Poland's UOKiK gives consent to ITI/CANAL+ satellite JVFriday, September 14th, 2012
ITI and Canal+ will jointly set up a satellite platform. The President of UOKiK (Urząd Ochrony Konkurencji i Konsumentów) has issued two consents to implement transactions between these undertakings. Upon request of participants to the concentration, the case was referred by the European Commission for consideration of UOKiK
WARSAW — Under the law, a transaction is subject to notification to UOKiK if it involves undertakings whose total turnover in the year preceding the notification exceeded EUR 1 billion worldwide or EUR 50 mln in Poland. The European Commission also has the power to examine market effects of mergers and acquisitions – it inspects transactions where the total worldwide turnover of all participants amounts to a minimum of EUR 2.5 billion.
Whenever implementing such transaction may significantly affect the competition of a given state, the participants to concentraction of a Community dimiension may request the EC to have the effects of the transaction examined by the member state. Under such circumstances, the European Commision can refer the case to the national antimonopoly authority, which assesses the effects of a given transaction. However, undertakings rarely benefit from this privilege. In the years 1990-2011, it took place only in 67 out of nearly 5 thousand transactions notified to the European Commission.
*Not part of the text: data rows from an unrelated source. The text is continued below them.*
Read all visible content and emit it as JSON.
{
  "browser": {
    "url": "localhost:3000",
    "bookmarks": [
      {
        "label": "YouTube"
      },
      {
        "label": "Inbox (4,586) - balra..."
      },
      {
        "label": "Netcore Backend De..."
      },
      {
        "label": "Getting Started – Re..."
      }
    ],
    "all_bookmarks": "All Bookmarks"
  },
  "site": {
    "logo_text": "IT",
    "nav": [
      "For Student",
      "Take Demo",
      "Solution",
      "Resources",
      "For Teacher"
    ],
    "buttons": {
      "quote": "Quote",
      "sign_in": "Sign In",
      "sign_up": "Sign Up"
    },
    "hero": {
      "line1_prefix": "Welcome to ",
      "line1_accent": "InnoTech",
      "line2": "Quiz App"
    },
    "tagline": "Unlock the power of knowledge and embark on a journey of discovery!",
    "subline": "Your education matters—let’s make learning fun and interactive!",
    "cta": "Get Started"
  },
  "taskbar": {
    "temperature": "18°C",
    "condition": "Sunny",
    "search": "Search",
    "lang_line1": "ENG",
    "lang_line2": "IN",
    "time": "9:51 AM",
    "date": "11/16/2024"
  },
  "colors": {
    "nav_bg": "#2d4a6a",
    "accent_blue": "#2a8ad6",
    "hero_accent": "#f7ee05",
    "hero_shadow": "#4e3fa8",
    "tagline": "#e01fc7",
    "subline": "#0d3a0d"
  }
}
As far as Poland is concerned, this is the first request concerning taking over the case by UOKiK.
Taking into account the fact that the transaction involves only the Polish market, the case was referred to UOKiK. According to the European Commission, the Polish antimonopoly office has a significant experience in examining the tv and advertising sectors, which has reflected in decisions issued in this respect to date. UOKiK agreed to handle the case.
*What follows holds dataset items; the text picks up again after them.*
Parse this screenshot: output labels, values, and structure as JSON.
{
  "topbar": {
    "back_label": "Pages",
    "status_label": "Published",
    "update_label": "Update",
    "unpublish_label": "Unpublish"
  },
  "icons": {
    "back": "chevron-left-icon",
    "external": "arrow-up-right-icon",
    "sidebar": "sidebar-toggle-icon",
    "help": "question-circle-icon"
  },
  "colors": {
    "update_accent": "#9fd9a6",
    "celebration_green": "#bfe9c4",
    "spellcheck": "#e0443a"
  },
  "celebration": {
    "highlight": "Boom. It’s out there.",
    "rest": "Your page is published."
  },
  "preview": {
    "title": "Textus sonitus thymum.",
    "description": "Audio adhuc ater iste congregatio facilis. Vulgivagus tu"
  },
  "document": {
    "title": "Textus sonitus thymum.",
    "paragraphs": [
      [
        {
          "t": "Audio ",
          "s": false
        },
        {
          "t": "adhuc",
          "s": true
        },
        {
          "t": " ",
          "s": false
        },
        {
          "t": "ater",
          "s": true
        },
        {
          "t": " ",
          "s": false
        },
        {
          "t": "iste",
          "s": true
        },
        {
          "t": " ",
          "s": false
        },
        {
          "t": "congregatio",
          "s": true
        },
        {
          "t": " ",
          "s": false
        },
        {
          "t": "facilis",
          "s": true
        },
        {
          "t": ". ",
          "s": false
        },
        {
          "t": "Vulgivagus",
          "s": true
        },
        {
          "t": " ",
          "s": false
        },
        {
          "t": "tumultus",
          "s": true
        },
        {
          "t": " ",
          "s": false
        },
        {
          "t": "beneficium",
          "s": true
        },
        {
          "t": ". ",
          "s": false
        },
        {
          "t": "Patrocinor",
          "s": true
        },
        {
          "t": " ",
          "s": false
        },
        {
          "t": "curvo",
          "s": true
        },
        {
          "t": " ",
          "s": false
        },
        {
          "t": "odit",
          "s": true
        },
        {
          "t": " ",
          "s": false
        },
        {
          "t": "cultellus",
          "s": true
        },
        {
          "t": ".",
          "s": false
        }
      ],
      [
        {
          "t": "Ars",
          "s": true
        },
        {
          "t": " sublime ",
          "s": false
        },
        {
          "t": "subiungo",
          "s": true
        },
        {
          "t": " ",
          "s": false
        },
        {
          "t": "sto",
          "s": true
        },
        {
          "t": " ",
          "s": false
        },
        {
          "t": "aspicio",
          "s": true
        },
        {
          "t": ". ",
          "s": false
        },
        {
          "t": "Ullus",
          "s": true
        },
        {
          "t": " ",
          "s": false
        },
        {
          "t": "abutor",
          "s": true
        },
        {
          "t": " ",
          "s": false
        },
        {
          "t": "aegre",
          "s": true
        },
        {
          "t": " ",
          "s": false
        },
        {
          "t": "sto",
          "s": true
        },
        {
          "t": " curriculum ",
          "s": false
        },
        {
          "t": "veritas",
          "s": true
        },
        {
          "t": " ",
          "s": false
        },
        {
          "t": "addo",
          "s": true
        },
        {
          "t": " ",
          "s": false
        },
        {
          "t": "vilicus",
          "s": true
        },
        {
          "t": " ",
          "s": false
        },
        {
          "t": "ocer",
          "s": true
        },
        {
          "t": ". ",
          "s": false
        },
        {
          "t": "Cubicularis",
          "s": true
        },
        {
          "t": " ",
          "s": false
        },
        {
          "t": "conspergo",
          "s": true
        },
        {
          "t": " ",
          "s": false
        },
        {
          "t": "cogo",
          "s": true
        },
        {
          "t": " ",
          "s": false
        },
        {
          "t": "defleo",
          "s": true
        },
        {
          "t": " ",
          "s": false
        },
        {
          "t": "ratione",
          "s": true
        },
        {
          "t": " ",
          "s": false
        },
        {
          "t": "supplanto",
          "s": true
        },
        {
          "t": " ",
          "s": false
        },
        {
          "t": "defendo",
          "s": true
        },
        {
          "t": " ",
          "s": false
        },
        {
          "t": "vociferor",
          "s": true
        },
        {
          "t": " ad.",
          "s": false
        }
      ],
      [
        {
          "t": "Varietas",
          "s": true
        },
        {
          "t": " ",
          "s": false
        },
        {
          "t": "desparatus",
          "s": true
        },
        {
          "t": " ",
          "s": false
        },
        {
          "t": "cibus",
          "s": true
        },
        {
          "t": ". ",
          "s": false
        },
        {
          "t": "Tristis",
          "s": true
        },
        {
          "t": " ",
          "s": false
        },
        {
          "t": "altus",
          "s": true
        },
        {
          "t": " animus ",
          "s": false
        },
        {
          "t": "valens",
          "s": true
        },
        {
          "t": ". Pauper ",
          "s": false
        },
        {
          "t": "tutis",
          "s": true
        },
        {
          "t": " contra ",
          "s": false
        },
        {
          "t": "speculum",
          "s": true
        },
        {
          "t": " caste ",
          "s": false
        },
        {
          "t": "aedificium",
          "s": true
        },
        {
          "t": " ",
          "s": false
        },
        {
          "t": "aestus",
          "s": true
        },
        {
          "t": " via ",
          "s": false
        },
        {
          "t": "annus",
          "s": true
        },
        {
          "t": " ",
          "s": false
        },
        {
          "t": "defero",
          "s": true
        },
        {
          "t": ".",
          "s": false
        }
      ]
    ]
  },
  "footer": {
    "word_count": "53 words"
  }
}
In connection with the notified transaction, since April 2012 UOKiK has conducted two proceedings in concentration cases. One concerned the takeover of N-Vision by Groupe Canal+, which is to be exercised jointly with ITI Holdings. The second – taking control by Groupe Canal+ and TVN Group over the entity created by merging Canal+ Cyfrowy and ITI Neovision, which will allow for joining the activity of satellite platforms.
Groupe Canal+ belongs to the international group Vivendi (Paris: VIV). It operates mainly in France, and deals with the production, distribution and marketing of tv channels and services provided by any types of media platforms. In Poland it operates under a company Canal+ Cyfrowy, providing pay tv services available via the satellite platform Cyfra+. Additionally, it is a distributor of over 100 tv and radio channels, including these broadcast by companies of Vivendi group, e.g. Canal+, Ale kino, or Mini Mini+.
TVN is a dependent undertaking of N-Vision, dealing inter alia with broadcasting general use channels and licensing the paid ones such as TVN24 and TVN Turbo. Moreover, it controls a number of companies, including ITI Neovision, the operator of satellite platform n. Both N-Vision and TVN constitute a part of ITI Holdings capital group.
Taking a joint control by Groupe Canal+ over N-Vision will take place as a result of acquiring the minority package of shares amounting to 40% and certain rights entitling to exercise joint control. As regards the second transaction, the assets of Canal+ Cyfrowy, following its transformation into a joint stock company, will be transferred to ITI Neovision for the exchange of shares in the increased initial capital.
The inspection of UOKiK revealed that concentrations will most powerfully affect the domestic markets of granting licenses to pay tv channels as well as access services to pay tv and tv commercial. However, none of these markets will experience the significant restriction of competition – participants of the transaction will have to compete with other entities. For this reason the President of the Office has given her consent to both concentrations.
In the event the concentration to which consent was issued has not been implemented within 2 years from the date of issuance, then such decision is no longer valid.